Local Fianna Fáil councillor, Aengus O'Rourke, has called on Minister for Housing, Simon Coveney, to re-examine aspects of the Tenant Purchase Scheme.

Cllr O'Rourke made the call at March's meeting of the Athlone Municipal District.

The Tenant Purchase Scheme allows people living in a council house to buy the property from the council and avail of certain discounts based on the amount of time they have lived there.

In January, 2016, the Government introduced a revised Tenant Purchase Scheme which Cllr O'Rourke says effectively excludes people on social welfare from applying.

"It states that applicants must have an annual income of at least €15,000," Cllr O'Rourke said. "Social welfare recipients and retired people are therefore excluded.

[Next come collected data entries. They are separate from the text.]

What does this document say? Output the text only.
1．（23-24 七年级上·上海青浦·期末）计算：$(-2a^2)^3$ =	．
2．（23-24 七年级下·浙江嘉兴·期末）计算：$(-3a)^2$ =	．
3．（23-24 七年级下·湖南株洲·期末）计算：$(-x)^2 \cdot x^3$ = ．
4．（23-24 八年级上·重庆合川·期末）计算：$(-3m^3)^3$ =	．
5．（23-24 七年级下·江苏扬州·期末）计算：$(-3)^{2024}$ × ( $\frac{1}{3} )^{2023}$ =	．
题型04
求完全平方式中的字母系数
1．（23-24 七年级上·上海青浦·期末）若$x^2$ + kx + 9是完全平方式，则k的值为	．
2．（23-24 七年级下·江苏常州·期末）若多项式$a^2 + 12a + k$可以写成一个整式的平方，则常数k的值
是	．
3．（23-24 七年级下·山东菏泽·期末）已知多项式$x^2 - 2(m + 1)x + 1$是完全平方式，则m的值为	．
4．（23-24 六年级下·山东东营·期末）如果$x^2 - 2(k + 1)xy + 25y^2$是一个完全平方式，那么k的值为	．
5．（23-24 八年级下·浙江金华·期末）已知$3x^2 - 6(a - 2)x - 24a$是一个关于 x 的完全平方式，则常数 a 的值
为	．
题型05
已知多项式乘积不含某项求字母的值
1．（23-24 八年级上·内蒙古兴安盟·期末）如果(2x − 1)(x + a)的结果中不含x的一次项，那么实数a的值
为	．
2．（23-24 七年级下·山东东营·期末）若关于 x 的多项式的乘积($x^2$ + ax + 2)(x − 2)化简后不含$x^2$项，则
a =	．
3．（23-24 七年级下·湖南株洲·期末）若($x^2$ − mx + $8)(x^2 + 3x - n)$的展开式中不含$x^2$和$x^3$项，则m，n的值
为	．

Ironically, applicants could have hundreds of thousands in the bank or even be a Lotto millionaire and still be excluded from the scheme because the criteria state you must 'earn' €15,000 per year.

"Old age pensioners who have worked all their lives and received their redundancy payments are being told by the local authority that they cannot purchase their houses under the new tenant purchase scheme. This needs to change."

"The exclusion of Part V properties from the scheme may also discriminate against tenants allocated such dwellings, and this is discrimination against people on social welfare who want to buy their houses. So this is another aspect of the scheme that needs to change," he added.

It was resolved to write to Minister Coveney on the issue.